Sciencemadness Discussion Board

Transition Metal Complexes of L-Cysteine

Strontium - 8-7-2010 at 09:30

Hi,

This week I have been looking at Cysteine complexes of various transition metals and I was wondering if anybody else had investigated these? I couldn't find much on Google about this (other than in pay per view articles).

I was looking to see if the thiol group would act as a ligand, but there is also the possibility of N, O or even chelation from this molecule: HOOC-CH(NH2)-CH2-SH

The reaction that I couldn't fathom at all was with Fe 3+

I added 50mg of Ammonium Iron (III) Sulfate to 1 ml of distilled water and dissolved (Usual brown partial hydrolysis occured). I then added 1ml of 5% L-Cysteine solution. At first a deep blue colouration of the liquid followed by the evolution of a colourless gas and within 1 second the liquid had completely cleared again. Then the liquid turned hazy and after 10 minutes a snow white precipitate sat beneath the colourless liquid.

I'm guessing that the Iron III was probably reduced to Iron II but wondered what the blue colour was? Could it be a mixed valency multi-centred iron intermediate (Similar to Prussian Blue), or a transitory blue complex of Iron III that is destroyed by redox? The final preciptate was white, and I didn't detect any sulfurous smell.

Out of interest my observations of the other metals was:

VO 2+: No Visible reaction.
Cr 3+: Dark purple colour (Initially pale blue-violet).
Mn 2+: No Visible Raction.
Fe 2+: No Visible reaction.
Co 2+: Very strong orange-brown inky colour, especially after heating.
Ni 2+: No Visible reaction.
Cu 2+: Grey-blue precipitate, became pale yellow on heating.
Ag+: Heavy yellow crust
Au 3+: White haze.

Regards,
Strontium.





woelen - 8-7-2010 at 12:06

This sounds interesting what you are doing. I also am interested in metal complexes, but I've never experimented with L-cysteine (I do not have that compound). If I look at the structure then I think that it coordinates at the S-atom. Iron(III) gives remarkable complexes with many sulphur-containing compounds in which there is a terminal S-atom or an S-atom with an H atom attached (not with S=O bonded compounds, such as sulfate).

What you describe in your experiment sounds very much like the experiment I've done with thiosulfate. When thiosulfate is added to a solution with iron(III) then you get a deep purple complex which fairly quickly fades (takes a few minutes at most) and a colorless liquid remains. Internal redox inside the complex is responsible for the fading and so I expect that the same thing happened in your experiment.

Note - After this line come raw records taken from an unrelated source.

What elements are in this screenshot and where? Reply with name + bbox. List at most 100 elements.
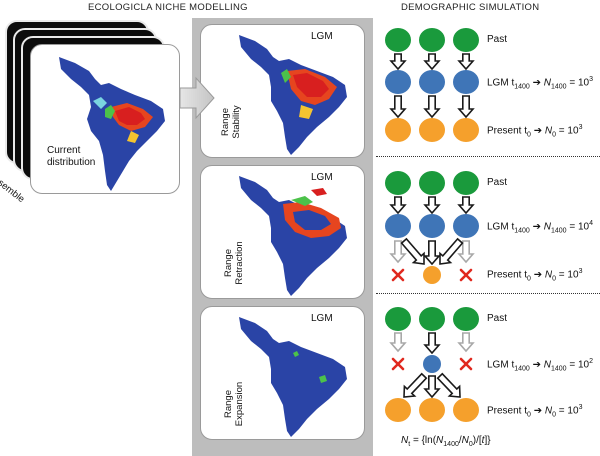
cross-icon [391,357,405,371]
scenario-expansion [385,307,479,422]
lgm-circle [385,70,411,94]
present-circle [385,398,411,422]
formula-rhs-b: )/[ [472,435,482,446]
eco-niche-header: ECOLOGICLA NICHE MODELLING [88,2,248,13]
range-expansion-card: LGM Range Expansion [200,306,365,440]
lgm-label-expansion: LGM [311,313,333,324]
arrow-right-icon: ➔ [533,405,543,417]
current-distribution-map [59,57,165,191]
past-circle [419,28,445,52]
formula-n0-sub: 0 [468,441,473,448]
s3-lgm-n-sub: 1400 [551,365,567,373]
formula-rhs-a: = {ln( [410,435,437,446]
past-circle [385,307,411,331]
down-arrow-icon [423,95,441,119]
down-arrow-icon [423,196,441,215]
growth-rate-formula: Nt = {ln(N1400/N0)/[t]} [401,435,491,448]
past-circle [385,171,411,195]
s2-present-t: Present t [487,269,528,281]
down-arrow-icon [457,332,475,353]
cross-icon [459,268,473,282]
s1-present-eq: = 10 [556,125,579,137]
past-circle [453,307,479,331]
present-circle [423,266,441,284]
range-stability-map [239,35,347,155]
past-circle [419,171,445,195]
s3-lgm-t: LGM t [487,359,515,371]
extinction-crosses [391,268,473,371]
present-circle [453,118,479,142]
down-arrow-icon [423,332,441,355]
s3-lgm-label: LGM t1400 ➔ N1400 = 102 [487,358,593,372]
s2-past-label: Past [487,177,508,188]
lgm-label-stability: LGM [311,31,333,42]
cross-icon [459,357,473,371]
s3-lgm-exp: 2 [589,358,594,365]
present-circle [453,398,479,422]
formula-lhs: N [401,435,409,446]
formula-rhs-c: ]} [484,435,491,446]
s1-present-label: Present t0 ➔ N0 = 103 [487,124,582,138]
s2-lgm-n-sub: 1400 [551,227,567,235]
arrow-right-icon: ➔ [533,269,543,281]
arrow-right-icon: ➔ [532,221,541,233]
range-retraction-map [239,176,347,296]
range-stability-card: LGM Range Stability [200,24,365,158]
s3-present-n-sub: 0 [552,411,557,419]
s1-present-t-sub: 0 [527,131,531,139]
range-retraction-card: LGM Range Retraction [200,165,365,299]
past-circle [453,28,479,52]
lgm-label-retraction: LGM [311,172,333,183]
formula-n1-sub: 1400 [443,441,459,448]
s2-lgm-n: N [543,221,551,233]
present-circle [419,118,445,142]
s2-lgm-eq: = 10 [566,221,590,233]
formula-slash: / [458,435,462,446]
separator-1 [376,156,600,157]
lgm-circle [385,214,411,238]
current-label-line1: Current [47,145,81,156]
s2-lgm-t-sub: 1400 [514,227,530,235]
s1-lgm-t: LGM t [487,77,515,89]
s1-lgm-eq: = 10 [566,77,590,89]
lgm-circle [453,70,479,94]
s2-present-label: Present t0 ➔ N0 = 103 [487,268,582,282]
present-circle [419,398,445,422]
s1-lgm-exp: 3 [589,76,594,83]
s3-present-eq: = 10 [556,405,579,417]
lgm-circle [423,355,441,373]
s3-present-label: Present t0 ➔ N0 = 103 [487,404,582,418]
s2-lgm-label: LGM t1400 ➔ N1400 = 104 [487,220,593,234]
arrow-right-icon: ➔ [533,125,543,137]
down-arrow-icon [457,95,475,119]
s1-lgm-t-sub: 1400 [514,83,530,91]
transition-arrows [389,53,475,399]
scenario-retraction [385,171,479,284]
down-arrow-icon [436,372,461,398]
down-arrow-icon [403,372,428,398]
big-arrow-icon [179,76,215,120]
s2-present-t-sub: 0 [527,275,531,283]
s2-present-n: N [544,269,553,281]
down-arrow-icon [457,196,475,215]
formula-lhs-sub: t [408,441,411,448]
s1-lgm-n: N [543,77,551,89]
current-label-line2: distribution [47,157,96,168]
down-arrow-icon [389,95,407,119]
s3-present-t-sub: 0 [527,411,531,419]
s2-present-exp: 3 [578,268,583,275]
down-arrow-icon [389,332,407,353]
s3-present-n: N [544,405,553,417]
down-arrow-icon [400,237,425,265]
demographic-simulation-header: DEMOGRAPHIC SIMULATION [401,2,540,13]
down-arrow-icon [423,240,441,266]
past-circle [419,307,445,331]
down-arrow-icon [439,237,464,265]
s1-present-n-sub: 0 [552,131,557,139]
present-circle [385,118,411,142]
cross-icon [391,268,405,282]
s1-present-t: Present t [487,125,528,137]
s2-lgm-t: LGM t [487,221,515,233]
past-circle [385,28,411,52]
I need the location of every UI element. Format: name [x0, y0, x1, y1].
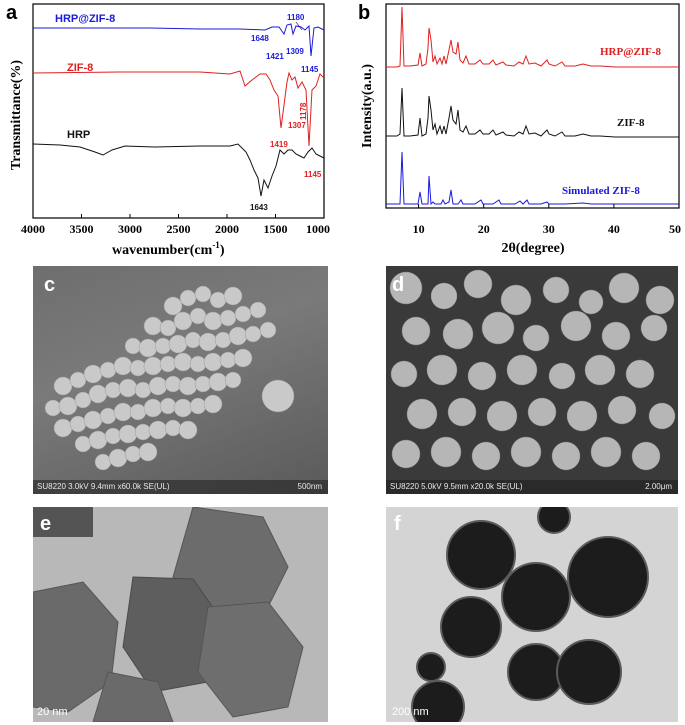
ftir-xtick-2000: 2000: [215, 222, 239, 236]
tem-image-f: 200 nm: [386, 507, 678, 722]
ftir-xtick-2500: 2500: [167, 222, 191, 236]
sem-c-particles: [44, 285, 295, 471]
panel-label-b: b: [358, 2, 371, 24]
tem-e-particles: [33, 507, 304, 722]
sem-d-particles: [389, 269, 676, 471]
ftir-xtick-1500: 1500: [264, 222, 288, 236]
ftir-label-zif: ZIF-8: [67, 62, 93, 74]
sem-d-scale: 2.00μm: [645, 482, 672, 491]
xrd-label-zif: ZIF-8: [617, 117, 645, 129]
sem-d-info: SU8220 5.0kV 9.5mm x20.0k SE(UL): [390, 482, 523, 491]
ftir-series-hrp: [32, 143, 325, 197]
ftir-label-hrpzif: HRP@ZIF-8: [55, 13, 115, 25]
xrd-xtick-30: 30: [543, 222, 555, 236]
ftir-xtick-3500: 3500: [70, 222, 94, 236]
xrd-xlabel: 2θ(degree): [501, 241, 564, 256]
ftir-peak-zif-1178: 1178: [299, 102, 308, 120]
tem-f-scale: 200 nm: [392, 706, 429, 718]
xrd-xticks: [418, 204, 680, 208]
xrd-series-zif: [386, 87, 679, 138]
xrd-series-sim: [386, 151, 679, 206]
xrd-series-hrpzif: [386, 6, 679, 68]
xrd-label-hrpzif: HRP@ZIF-8: [600, 46, 661, 58]
ftir-series-hrpzif: [33, 23, 325, 57]
panel-label-d: d: [392, 274, 405, 296]
ftir-xtick-1000: 1000: [306, 222, 330, 236]
sem-c-scale: 500nm: [297, 482, 322, 491]
ftir-peak-hrpzif-1309: 1309: [286, 47, 304, 56]
ftir-peak-zif-1307: 1307: [288, 121, 306, 130]
panel-label-c: c: [44, 274, 56, 296]
xrd-xtick-20: 20: [478, 222, 490, 236]
ftir-xtick-4000: 4000: [21, 222, 45, 236]
ftir-peak-hrpzif-1648: 1648: [251, 34, 269, 43]
ftir-label-hrp: HRP: [67, 129, 90, 141]
xrd-xtick-40: 40: [608, 222, 620, 236]
ftir-chart: HRP@ZIF-8 ZIF-8 HRP 1180 1648 1421 1309 …: [9, 3, 330, 258]
ftir-peak-hrpzif-1421: 1421: [266, 52, 284, 61]
xrd-label-sim: Simulated ZIF-8: [562, 185, 640, 197]
ftir-peak-hrpzif-1180: 1180: [287, 13, 305, 22]
tem-e-scale: 20 nm: [37, 706, 68, 718]
panel-label-e: e: [40, 513, 52, 535]
ftir-peak-line-1180: [295, 21, 303, 31]
xrd-frame: [385, 3, 680, 209]
sem-c-info: SU8220 3.0kV 9.4mm x60.0k SE(UL): [37, 482, 170, 491]
xrd-ylabel: Intensity(a.u.): [360, 64, 375, 148]
panel-label-a: a: [6, 2, 18, 24]
xrd-xtick-10: 10: [413, 222, 425, 236]
panel-label-f: f: [394, 513, 401, 535]
sem-d-info-bar: SU8220 5.0kV 9.5mm x20.0k SE(UL) 2.00μm: [386, 480, 678, 494]
xrd-chart: HRP@ZIF-8 ZIF-8 Simulated ZIF-8 10 20 30…: [360, 3, 681, 256]
sem-image-c: SU8220 3.0kV 9.4mm x60.0k SE(UL) 500nm: [33, 266, 328, 494]
xrd-xtick-50: 50: [669, 222, 681, 236]
ftir-peak-zif-1419: 1419: [270, 140, 288, 149]
ftir-series-zif: [32, 70, 325, 147]
ftir-peak-hrp-1643: 1643: [250, 203, 268, 212]
sem-c-info-bar: SU8220 3.0kV 9.4mm x60.0k SE(UL) 500nm: [33, 480, 328, 494]
ftir-peak-zif-1145: 1145: [304, 170, 322, 179]
ftir-xlabel: wavenumber(cm-1): [112, 240, 225, 258]
ftir-peak-hrpzif-1145: 1145: [301, 65, 319, 74]
tem-f-particles: [411, 507, 649, 722]
ftir-xtick-3000: 3000: [118, 222, 142, 236]
sem-image-d: SU8220 5.0kV 9.5mm x20.0k SE(UL) 2.00μm: [386, 266, 678, 494]
ftir-ylabel: Transmittance(%): [9, 60, 24, 170]
tem-image-e: 20 nm: [33, 507, 328, 722]
ftir-xticks: [32, 214, 325, 218]
ftir-frame: [32, 3, 325, 219]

Could you post some pictures of youir results?

Strontium - 9-7-2010 at 02:43

Hi Woelen,

I tried replicating your thiosulfate experiment and got the purple complex that fades after a few minutes so it may be a similar effect. When I get some time I'll try varying the concentrations of my solutions and see if I can make my blue complex last long enough to photograph.

Love the photography on your website by the way, a work of art.

Ozone - 9-7-2010 at 06:47

Interesting. I am always interested in Fe complexes and redox cycling (especially with phenolics).

Note that ferric ammonium sulfate is the dodecahydrate at 482.25 g/mol. I am assuming 12H2O to give a mole fraction of 55.845/482.25 = 0.116 of Fe(III). 50mg = 5.79 mg Fe3+/1000 = 0.0058 g/55.845 g/mol = 0.000104 moles. Assuming % w/w, 1 mL of 5% = 0.05g L-CYS/121.16 g/mol = 0.000413 moles. 0.000413/0.000104 = 1:4 stoichiometry (or simple excess of L-CYS).

A guess:

The Fe(III) formed a transient complex wherein it was reduced to Fe(II) and the cysteine R-SH was oxidized, probably to yield the disulfide-dimer R-S-S-R, cystine, which precipitated.

The outgassing is interesting, perhaps some concerted decarboxylation (e.g. -CO2)? This was at rt? If that is the case, the product would be +H3N-(CH2)2-S-S-(CH2)2-NH3+ (the solution should be acidic, so I figured that the amino groups would be quats).

I'll duplicate this today if I have time.

Cheers,
O3

Strontium - 9-7-2010 at 07:49

Thanks Ozone,

I tried with more dilute solutions and this time no gas was evolved. The blue colouration also lasted longer but (unsurprisingly) was less intense. Perhaps the first time the iron solution had been standing for a few minutes and was more acidic?